In this part of the novel, Voltaire’s voice is loud and clear and is expressed through a number of characters. Divide the following questions among the members of your group. Type your answers in order to share them with everyone in your group. Tomorrow, you will split up and, with all the answers, participate in a small group seminar made up of students who are not in your Candide group. So, it is vital that you have ALL the answers to the questions below for class tomorrow. Chapter 21
In this chapter of Candide, we hear Voltaire’s criticism of France, particularly, Paris. He states, “ . . . wherever you go in France, you will find that their three chief occupations are making love, backbiting, and talking nonsense” (94). On the last page of this chapter, Voltaire lists a number of complaints he has against France and the larger world of mankind. What are they? Of those he lists, which are most relevant today? Why? Chapter 22
In chapter 22, Voltaire continues to portray France through the eyes of Candide and other characters.
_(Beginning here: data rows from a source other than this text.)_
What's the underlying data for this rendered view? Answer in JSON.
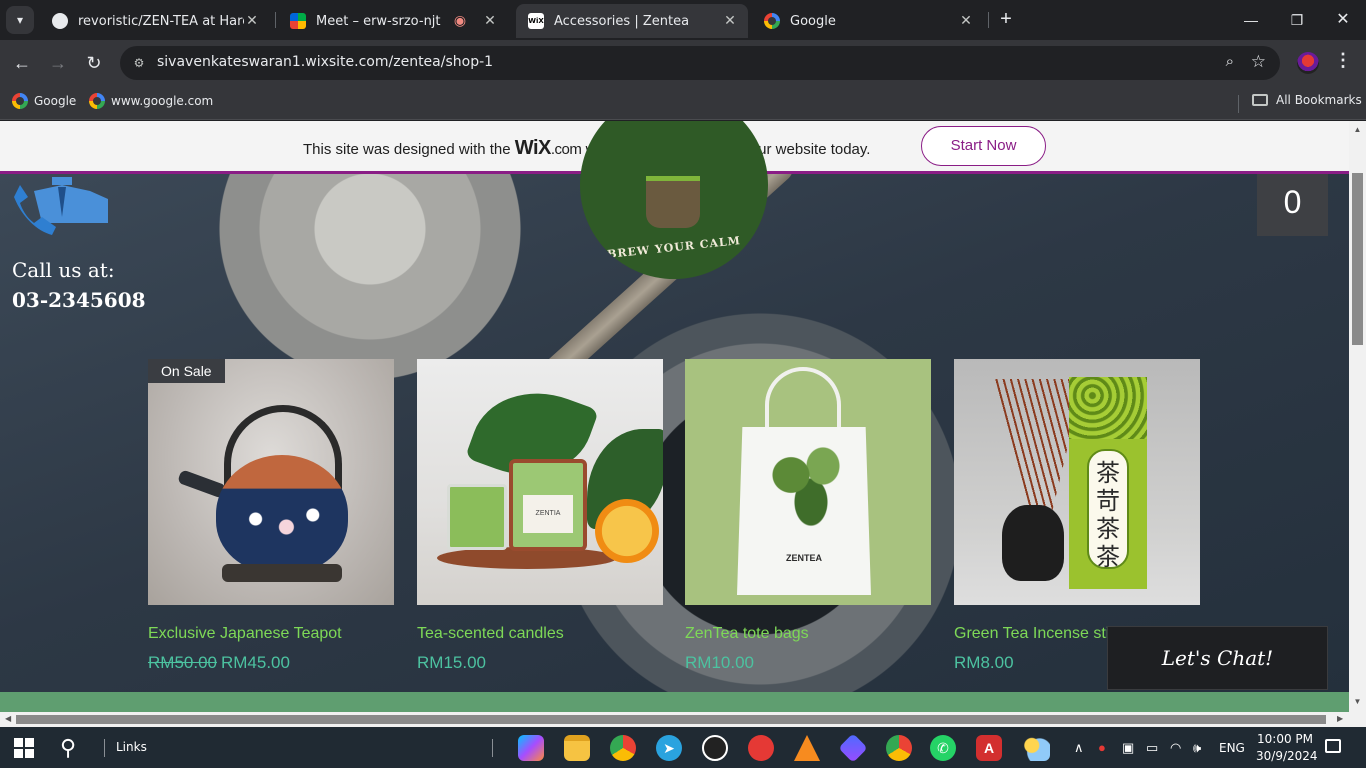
{
  "browser": {
    "tabs": [
      {
        "title": "revoristic/ZEN-TEA at Harein",
        "favicon": "github-icon",
        "active": false
      },
      {
        "title": "Meet – erw-srzo-njt",
        "favicon": "google-meet-icon",
        "active": false,
        "recording": true
      },
      {
        "title": "Accessories | Zentea",
        "favicon": "wix-icon",
        "active": true
      },
      {
        "title": "Google",
        "favicon": "google-icon",
        "active": false
      }
    ],
    "url": "sivavenkateswaran1.wixsite.com/zentea/shop-1",
    "bookmarks": [
      {
        "label": "Google",
        "icon": "google-icon"
      },
      {
        "label": "www.google.com",
        "icon": "google-icon"
      }
    ],
    "all_bookmarks_label": "All Bookmarks"
  },
  "wix_banner": {
    "text_before": "This site was designed with the",
    "brand": "WiX",
    "brand_suffix": ".com",
    "text_after": "website builder. Create your website today.",
    "button": "Start Now",
    "accent": "#8a1d86"
  },
  "site": {
    "call_label": "Call us at:",
    "phone": "03-2345608",
    "logo_tagline": "BREW YOUR CALM",
    "cart_count": "0",
    "chat_button": "Let's Chat!"
  },
  "products": [
    {
      "name": "Exclusive Japanese Teapot",
      "old_price": "RM50.00",
      "price": "RM45.00",
      "badge": "On Sale"
    },
    {
      "name": "Tea-scented candles",
      "price": "RM15.00"
    },
    {
      "name": "ZenTea tote bags",
      "price": "RM10.00",
      "bag_print": "ZENTEA"
    },
    {
      "name": "Green Tea Incense sti",
      "price": "RM8.00",
      "box_print": "茶 苛 茶 茶"
    }
  ],
  "colors": {
    "product_name": "#7ed957",
    "product_price": "#4cc2a0"
  },
  "taskbar": {
    "links_label": "Links",
    "language": "ENG",
    "time": "10:00 PM",
    "date": "30/9/2024"
  }
}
Through Martin, Voltaire exclaims, “That’s how people here [France] are made. Imagine every possible contradiction and inconsistency, and you will find them in the government, the law-courts, the churches, and in the whole life of this absurd nation” (99-100). What happens to Candide in this chapter that reveals the absurdity of the French? How is Candide treated and cheated, and how does he too cheat? Chapter 23
In chapter 23, Voltaire returns to the criticism of war, as a senseless act of mankind. What crime does he detail to again reveal this opinion to the reader? How is Candide’s comment, “‘ . . . to think of Pangloss and my dear Cunegonde, and all that has happened to them! What do you make of this world of ours?’” (110) connected to Voltaire’s opinion about war? Chapter 24
In this chapter, Candide, ready to give up his search for Cunegonde, wagers a bet with Martin. What is the bet, and who wins? Does the winner prove what Candide says in the first paragraph of the chapter, “There is nothing here [the world] but illusion and one calamity after another” (112). Why does Candide change from melancholy to hopeful again by the end of this chapter? Chapter 25
In this chapter, Voltaire’s voice again is clear and very critical. While Candide and Martin visit Count Pococurante, they endure the man’s criticism of art and literature, an irony common during the Enlightenment. With every criticism, Candide looks for some piece of art, drama or literature that is worthy. Yet, the Count continues to trash everything. By the end of the chapter, Candide is certain that the Count is the happiest man alive because he says, “’isn’t there a pleasure in criticizing everything and discovering faults where other men detect beauties?’” (124). What most impressed Candide about the Count? (see the middle of page 121) How is Candide’s ironic opinion of the Count another example of our ever changing Candide?